Wednesday, April 3, 2013

The Diminishing Role of Jamey Carroll

There were a few surprises on Opening Day at Target Field but for the most part, the game went according to plan. Justin Verlander pitched well. Joe Mauer got his hits. Miguel Cabrera and Prince Fielder know how to get RBI. The inexperienced Minnesota bats didn't know how to get an RBI. This all led to the Tigers coming out on top.

One interesting move made was actually a player left on the bench.

In the bottom of the sixth inning, Ron Gardenhire turned to his bench and tabbed Wilkin Ramirez to pinch-hit for Pedro Florimon. This move wasn't a surprise as Florimon is a light hitting middle infielder and Ramirez was added to the roster for some pop off the bench.

The surprise came later in the bottom half of the inning when the Twins turned over shortstop to Eduardo Escobar. It's not that Escobar is a bad pick to play shortstop, in fact he might have been the best defensive option available to the manager.

Jamey Carroll was left on the bench and with this decision came question marks about his role with the 2013 Minnesota Twins.

At the beginning of last season, Carroll had to be riding high. He signed a very lucrative free agent deal for a player closing in on 40-years old. The Twins named him the Opening Day shortstop and he found himself batting between Denard Span and Joe Mauer. Life was good!

A slow start began to muddle the role of Carroll. He didn't record a hit in his first four games and it would take awhile to get his average back to a respectable point. The team moved him out of the number two spot in the batting order and he would spend time playing a variety of different infield positions during the rest of the year.
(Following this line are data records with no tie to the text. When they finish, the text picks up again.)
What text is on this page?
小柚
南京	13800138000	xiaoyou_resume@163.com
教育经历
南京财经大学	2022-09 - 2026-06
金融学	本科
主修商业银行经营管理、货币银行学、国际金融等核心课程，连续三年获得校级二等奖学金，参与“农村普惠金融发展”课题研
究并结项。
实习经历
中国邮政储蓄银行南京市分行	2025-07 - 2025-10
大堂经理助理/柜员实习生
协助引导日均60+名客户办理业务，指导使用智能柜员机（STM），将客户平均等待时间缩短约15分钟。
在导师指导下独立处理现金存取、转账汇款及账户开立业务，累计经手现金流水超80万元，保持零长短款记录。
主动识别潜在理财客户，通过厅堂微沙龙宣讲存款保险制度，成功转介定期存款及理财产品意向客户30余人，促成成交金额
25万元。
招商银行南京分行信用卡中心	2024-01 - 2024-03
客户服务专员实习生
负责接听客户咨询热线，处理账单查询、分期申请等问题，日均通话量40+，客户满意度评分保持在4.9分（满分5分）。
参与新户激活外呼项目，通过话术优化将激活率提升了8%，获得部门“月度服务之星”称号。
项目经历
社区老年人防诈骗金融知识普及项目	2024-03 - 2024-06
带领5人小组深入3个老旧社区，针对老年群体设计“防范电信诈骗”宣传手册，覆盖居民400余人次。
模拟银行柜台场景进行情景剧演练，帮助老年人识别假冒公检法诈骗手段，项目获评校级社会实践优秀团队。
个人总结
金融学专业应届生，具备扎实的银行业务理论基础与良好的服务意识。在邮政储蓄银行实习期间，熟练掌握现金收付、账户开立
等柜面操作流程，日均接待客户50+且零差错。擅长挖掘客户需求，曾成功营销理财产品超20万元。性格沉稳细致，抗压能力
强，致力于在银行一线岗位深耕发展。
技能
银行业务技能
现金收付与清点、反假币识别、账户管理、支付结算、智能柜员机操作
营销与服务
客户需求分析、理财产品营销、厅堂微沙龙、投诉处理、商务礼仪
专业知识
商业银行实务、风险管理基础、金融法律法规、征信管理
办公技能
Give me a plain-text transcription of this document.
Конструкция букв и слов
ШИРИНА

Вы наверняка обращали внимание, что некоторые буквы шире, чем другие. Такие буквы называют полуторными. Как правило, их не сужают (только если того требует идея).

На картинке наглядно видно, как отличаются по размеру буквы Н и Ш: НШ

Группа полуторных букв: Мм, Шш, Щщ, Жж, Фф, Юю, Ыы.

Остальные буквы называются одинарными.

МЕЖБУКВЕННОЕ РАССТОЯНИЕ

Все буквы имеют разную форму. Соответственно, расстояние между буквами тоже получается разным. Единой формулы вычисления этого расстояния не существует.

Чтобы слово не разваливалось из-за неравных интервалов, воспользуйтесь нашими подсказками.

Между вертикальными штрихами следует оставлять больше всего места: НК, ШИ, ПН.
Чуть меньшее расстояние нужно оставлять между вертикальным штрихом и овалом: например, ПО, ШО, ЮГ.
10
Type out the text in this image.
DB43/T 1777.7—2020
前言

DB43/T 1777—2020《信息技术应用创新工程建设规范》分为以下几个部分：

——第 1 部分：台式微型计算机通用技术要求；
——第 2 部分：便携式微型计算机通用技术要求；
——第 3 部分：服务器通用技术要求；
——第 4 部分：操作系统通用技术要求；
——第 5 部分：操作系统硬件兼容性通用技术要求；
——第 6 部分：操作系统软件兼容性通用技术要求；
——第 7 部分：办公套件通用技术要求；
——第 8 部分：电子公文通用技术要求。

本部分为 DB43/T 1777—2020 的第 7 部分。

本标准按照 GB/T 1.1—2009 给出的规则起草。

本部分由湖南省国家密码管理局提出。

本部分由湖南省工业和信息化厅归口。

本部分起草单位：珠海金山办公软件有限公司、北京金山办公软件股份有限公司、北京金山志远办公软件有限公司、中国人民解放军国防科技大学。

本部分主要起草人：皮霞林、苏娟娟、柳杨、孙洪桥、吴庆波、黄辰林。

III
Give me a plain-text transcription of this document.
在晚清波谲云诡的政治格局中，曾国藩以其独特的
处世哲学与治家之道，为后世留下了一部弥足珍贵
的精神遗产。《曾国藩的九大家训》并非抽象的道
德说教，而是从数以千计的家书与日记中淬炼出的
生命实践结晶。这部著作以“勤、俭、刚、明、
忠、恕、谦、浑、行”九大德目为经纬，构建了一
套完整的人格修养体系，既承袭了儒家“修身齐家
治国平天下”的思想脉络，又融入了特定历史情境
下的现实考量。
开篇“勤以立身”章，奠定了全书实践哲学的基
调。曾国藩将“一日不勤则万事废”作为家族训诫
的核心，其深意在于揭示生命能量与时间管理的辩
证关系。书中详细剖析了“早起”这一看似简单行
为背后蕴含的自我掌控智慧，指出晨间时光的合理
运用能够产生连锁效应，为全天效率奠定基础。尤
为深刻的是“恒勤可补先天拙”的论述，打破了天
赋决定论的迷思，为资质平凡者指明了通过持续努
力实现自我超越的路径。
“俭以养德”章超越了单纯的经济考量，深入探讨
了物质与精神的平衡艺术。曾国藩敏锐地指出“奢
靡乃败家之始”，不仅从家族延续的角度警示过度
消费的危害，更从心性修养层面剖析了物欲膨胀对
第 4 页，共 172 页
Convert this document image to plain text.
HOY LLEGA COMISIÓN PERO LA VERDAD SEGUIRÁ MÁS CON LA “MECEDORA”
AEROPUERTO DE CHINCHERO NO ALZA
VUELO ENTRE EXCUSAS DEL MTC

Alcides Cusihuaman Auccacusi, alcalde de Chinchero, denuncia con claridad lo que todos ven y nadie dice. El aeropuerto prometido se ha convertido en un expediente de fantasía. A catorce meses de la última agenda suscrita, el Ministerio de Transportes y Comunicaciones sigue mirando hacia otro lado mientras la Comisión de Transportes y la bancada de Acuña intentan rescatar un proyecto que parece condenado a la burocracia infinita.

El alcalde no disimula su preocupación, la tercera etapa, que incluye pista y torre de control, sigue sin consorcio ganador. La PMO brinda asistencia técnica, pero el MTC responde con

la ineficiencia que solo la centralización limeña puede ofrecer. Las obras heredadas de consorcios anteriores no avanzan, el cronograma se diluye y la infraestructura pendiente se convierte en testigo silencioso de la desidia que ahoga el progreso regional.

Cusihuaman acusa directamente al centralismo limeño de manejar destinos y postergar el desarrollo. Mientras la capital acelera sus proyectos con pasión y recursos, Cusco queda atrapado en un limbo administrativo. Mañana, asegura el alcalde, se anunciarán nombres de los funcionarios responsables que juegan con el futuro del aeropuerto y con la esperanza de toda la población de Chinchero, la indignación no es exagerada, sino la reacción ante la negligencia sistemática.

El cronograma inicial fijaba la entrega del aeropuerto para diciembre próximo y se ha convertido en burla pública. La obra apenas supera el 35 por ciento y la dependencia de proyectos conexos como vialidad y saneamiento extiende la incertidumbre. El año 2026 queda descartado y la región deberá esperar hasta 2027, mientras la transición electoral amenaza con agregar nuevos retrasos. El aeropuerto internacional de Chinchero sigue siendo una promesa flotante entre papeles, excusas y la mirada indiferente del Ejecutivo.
Entering this spring, the front office made it be known that there was an open competition for the middle infield jobs. Carroll, Florimon, Escobar, and Brian Dozier were all in the running for starting jobs. Florimon had the leg up for the starting shortstop job since the end of last year. That left three men fighting for the other spot.

The Twins want Dozier to be a part of their rebuilding process. This was evident last season when they continued to use him at shortstop even with his struggles. Dozier is 14 years younger than Carroll and he is under team control for multiple years. It makes sense to start Dozier but there are still questions about Carroll's role with the club.

Carroll will make $3.75 million this year, which is a lot of money for someone that looks like a bench player at this point. There are incentives in his deal if he accumulates over 550 plate appearances this season. If he gets 401 plate appearances in 2013, he will have the option to return to the Twins for $2 million or become a free agent. If he doesn't reach that number of ABs, the Twins can pick up his option or buy out his deal for $250,000.

All of these things could be a factor in his diminishing role.

It was only one game and a couple of bench decisions made by the manager. The 39-year old Carroll will likely get playing time when one of the other players struggles or when an injury arises in the infield. There will be important at-bats for the veteran infielder and the Twins have to hope he will be ready when the opportunity comes.

Carroll's role might be shrinking but his time in Minnesota isn't over yet.

1 comment:

Benjamin Noble said...

Excellent analysis, great read. I still think Dozier is suspect, though, and that we'll see Carroll in a larger role at some point this season. I sincerely hope I'm wrong.